Advantages Visually impressive building; free admission
Disadvantages None really
Not many people know that many moons ago I completed the first year of a degree in the History of Art and Architecture. I decided after the first year that I didn’t want to continue and subsequently took a degree in Politics. My interest in art and architecture has not diminished, however, and although these days you’re much more likely to find me in the country than the city, I still get excited by flying buttresses, pilasters and caryatids. (Look ‘em up, this isn’t a lesson in architectural features!)While we were on a bus bound for Mdina, the ancient capital of Malta, we passed though the town of Mosta which is dominated by the Church of St Marija Assunta, more commonly known as the Mosta Rotunda Church. I hadn’t heard of the church before and was immediately struck by its unusual circular shape and its rather magnificent classical portico. There are many churches on Malta and its sister island Gozo but this one is notable because it can be seen from all over the island.
A couple of steps lead to the imposing portico which comprises a double row of six beefy columns flanked by two belfries; there's a clock under each bell chamber.

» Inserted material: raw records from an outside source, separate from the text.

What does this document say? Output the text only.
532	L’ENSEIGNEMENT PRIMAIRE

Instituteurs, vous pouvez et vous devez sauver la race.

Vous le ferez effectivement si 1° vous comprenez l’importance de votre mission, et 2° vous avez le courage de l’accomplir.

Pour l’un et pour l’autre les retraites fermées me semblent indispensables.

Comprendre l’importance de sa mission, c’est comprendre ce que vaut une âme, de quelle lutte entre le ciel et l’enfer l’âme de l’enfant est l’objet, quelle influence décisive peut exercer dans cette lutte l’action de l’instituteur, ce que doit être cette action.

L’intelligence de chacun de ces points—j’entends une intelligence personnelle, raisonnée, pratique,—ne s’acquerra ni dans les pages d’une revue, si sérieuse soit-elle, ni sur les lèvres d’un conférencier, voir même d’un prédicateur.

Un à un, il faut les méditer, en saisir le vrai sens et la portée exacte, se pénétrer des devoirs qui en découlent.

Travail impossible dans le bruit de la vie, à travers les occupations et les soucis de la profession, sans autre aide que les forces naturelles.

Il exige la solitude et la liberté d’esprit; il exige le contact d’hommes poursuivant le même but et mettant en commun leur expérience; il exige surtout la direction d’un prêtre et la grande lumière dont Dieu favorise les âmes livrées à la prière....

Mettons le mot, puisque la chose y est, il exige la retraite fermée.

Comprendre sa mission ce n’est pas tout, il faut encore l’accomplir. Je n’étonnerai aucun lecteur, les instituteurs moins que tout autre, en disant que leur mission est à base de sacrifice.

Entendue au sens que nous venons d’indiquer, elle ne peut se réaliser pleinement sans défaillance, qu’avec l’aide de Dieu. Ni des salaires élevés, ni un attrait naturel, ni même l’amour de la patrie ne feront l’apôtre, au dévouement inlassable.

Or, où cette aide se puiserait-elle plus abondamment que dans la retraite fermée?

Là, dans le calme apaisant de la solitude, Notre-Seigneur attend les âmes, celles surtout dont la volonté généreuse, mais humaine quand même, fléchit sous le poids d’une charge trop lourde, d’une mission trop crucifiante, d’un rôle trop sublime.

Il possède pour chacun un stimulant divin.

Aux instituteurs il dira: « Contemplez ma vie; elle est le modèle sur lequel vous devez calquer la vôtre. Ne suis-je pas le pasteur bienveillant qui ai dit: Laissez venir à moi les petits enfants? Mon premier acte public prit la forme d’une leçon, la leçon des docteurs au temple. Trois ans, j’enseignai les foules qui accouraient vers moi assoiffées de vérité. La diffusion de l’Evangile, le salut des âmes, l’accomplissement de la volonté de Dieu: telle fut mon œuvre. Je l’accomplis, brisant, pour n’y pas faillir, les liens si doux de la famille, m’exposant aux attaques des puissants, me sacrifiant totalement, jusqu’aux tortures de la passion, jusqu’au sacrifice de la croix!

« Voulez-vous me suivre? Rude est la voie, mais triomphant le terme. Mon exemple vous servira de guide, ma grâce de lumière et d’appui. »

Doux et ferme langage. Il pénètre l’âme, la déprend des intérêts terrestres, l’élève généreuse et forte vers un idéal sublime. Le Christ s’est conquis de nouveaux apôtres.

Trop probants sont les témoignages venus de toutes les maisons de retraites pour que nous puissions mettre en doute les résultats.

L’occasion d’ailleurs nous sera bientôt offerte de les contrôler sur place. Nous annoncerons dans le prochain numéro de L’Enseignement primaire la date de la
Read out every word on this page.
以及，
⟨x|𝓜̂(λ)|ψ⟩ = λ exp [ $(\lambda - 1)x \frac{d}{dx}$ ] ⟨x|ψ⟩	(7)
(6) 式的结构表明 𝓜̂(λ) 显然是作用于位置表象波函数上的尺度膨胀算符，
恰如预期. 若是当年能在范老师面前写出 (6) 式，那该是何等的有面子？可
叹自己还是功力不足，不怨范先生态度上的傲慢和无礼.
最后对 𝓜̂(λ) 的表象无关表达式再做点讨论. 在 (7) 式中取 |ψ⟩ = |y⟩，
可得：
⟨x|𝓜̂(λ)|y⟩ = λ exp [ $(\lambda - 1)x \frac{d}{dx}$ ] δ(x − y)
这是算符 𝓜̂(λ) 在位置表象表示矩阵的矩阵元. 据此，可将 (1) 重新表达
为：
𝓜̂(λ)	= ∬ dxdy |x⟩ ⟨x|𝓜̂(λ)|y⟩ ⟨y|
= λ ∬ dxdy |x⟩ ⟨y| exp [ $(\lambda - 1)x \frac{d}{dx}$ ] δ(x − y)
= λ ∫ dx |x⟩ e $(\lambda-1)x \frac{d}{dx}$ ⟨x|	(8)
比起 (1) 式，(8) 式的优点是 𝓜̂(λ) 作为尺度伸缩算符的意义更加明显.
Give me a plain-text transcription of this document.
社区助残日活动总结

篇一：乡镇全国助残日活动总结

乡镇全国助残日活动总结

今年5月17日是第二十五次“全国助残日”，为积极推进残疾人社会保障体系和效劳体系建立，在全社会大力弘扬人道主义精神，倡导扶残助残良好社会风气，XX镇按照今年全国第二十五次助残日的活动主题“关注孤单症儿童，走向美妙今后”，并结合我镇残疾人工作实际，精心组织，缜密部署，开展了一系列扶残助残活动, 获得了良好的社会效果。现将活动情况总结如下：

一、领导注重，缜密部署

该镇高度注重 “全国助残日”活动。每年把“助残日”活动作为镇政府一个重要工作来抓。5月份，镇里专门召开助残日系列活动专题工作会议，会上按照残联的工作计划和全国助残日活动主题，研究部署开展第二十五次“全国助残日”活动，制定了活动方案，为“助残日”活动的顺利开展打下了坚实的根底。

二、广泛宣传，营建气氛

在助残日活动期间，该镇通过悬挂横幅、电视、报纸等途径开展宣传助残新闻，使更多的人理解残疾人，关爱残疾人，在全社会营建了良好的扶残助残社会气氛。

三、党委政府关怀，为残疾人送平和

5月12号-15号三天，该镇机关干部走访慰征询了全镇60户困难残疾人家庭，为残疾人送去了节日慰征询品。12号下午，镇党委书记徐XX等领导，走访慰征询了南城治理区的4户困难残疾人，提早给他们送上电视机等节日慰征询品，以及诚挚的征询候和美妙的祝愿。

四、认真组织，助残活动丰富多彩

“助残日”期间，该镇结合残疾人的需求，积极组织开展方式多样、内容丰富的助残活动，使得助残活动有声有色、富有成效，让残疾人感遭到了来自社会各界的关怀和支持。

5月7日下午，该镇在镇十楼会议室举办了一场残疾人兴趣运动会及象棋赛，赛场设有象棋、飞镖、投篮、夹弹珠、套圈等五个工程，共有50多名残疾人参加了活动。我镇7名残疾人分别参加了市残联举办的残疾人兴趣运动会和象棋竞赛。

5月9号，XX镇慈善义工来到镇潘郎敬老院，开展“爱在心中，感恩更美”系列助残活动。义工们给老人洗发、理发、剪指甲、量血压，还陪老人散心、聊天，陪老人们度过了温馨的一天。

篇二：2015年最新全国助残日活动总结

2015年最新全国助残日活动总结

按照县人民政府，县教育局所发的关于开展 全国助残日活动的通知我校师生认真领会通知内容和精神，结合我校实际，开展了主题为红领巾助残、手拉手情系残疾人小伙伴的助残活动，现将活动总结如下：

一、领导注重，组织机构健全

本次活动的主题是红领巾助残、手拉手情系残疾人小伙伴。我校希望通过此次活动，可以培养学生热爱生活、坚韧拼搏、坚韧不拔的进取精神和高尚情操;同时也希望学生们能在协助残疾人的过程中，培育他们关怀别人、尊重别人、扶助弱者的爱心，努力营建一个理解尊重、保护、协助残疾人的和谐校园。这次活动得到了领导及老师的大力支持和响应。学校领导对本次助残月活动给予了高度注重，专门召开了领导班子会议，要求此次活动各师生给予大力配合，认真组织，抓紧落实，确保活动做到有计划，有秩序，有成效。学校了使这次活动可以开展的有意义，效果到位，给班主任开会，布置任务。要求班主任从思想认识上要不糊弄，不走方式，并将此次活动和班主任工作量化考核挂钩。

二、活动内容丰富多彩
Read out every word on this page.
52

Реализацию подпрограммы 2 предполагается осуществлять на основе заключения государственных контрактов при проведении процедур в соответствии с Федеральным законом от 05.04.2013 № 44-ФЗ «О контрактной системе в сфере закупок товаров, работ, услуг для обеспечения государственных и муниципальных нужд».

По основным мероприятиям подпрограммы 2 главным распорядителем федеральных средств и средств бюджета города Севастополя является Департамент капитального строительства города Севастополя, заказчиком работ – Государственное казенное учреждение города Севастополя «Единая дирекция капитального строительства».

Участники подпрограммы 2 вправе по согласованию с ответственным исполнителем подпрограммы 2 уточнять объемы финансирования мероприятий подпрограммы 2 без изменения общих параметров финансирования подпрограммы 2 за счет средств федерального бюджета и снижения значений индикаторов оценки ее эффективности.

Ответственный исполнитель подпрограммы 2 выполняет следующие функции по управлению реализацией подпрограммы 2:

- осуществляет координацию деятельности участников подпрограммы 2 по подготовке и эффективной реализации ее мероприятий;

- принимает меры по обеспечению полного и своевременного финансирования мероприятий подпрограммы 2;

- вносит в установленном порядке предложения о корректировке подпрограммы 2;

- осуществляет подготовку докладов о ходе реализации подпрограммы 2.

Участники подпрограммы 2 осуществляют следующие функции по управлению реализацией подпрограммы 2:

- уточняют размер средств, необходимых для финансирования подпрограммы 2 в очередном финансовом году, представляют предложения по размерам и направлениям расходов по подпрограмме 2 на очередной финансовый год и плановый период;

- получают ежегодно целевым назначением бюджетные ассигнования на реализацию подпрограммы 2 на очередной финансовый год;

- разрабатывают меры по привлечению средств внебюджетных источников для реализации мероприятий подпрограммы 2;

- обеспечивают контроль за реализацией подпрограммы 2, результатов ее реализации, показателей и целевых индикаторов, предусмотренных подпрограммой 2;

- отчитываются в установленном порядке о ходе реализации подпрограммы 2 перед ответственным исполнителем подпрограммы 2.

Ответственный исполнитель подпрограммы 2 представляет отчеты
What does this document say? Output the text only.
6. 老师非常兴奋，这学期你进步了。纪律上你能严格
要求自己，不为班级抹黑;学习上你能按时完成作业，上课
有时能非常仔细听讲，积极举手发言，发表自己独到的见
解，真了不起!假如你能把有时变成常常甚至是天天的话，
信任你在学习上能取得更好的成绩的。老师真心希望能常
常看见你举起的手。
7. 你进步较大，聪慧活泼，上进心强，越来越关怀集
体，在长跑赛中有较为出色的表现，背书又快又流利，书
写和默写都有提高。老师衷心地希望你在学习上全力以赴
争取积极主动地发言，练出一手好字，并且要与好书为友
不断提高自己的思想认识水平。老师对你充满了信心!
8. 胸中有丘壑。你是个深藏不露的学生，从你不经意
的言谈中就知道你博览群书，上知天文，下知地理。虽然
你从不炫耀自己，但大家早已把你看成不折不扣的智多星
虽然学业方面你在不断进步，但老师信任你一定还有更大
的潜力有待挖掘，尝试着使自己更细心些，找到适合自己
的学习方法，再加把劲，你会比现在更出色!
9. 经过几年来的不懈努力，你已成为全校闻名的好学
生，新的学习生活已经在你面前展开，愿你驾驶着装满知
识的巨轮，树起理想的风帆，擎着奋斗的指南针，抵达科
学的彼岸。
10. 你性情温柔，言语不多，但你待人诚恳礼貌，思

What struck me about the church is that while the very correct classical portico is perfect to the last detail, the dome in comparison looks almost makeshift, as if they were two different buildings. The dome is not round like, for example, that of St. Paul's cathedral in London, is climbs mort gently, tapering rather than curving.
The interior is rather magnificent. There's an impressive main dome as well as elegant half domes over each little side chapel.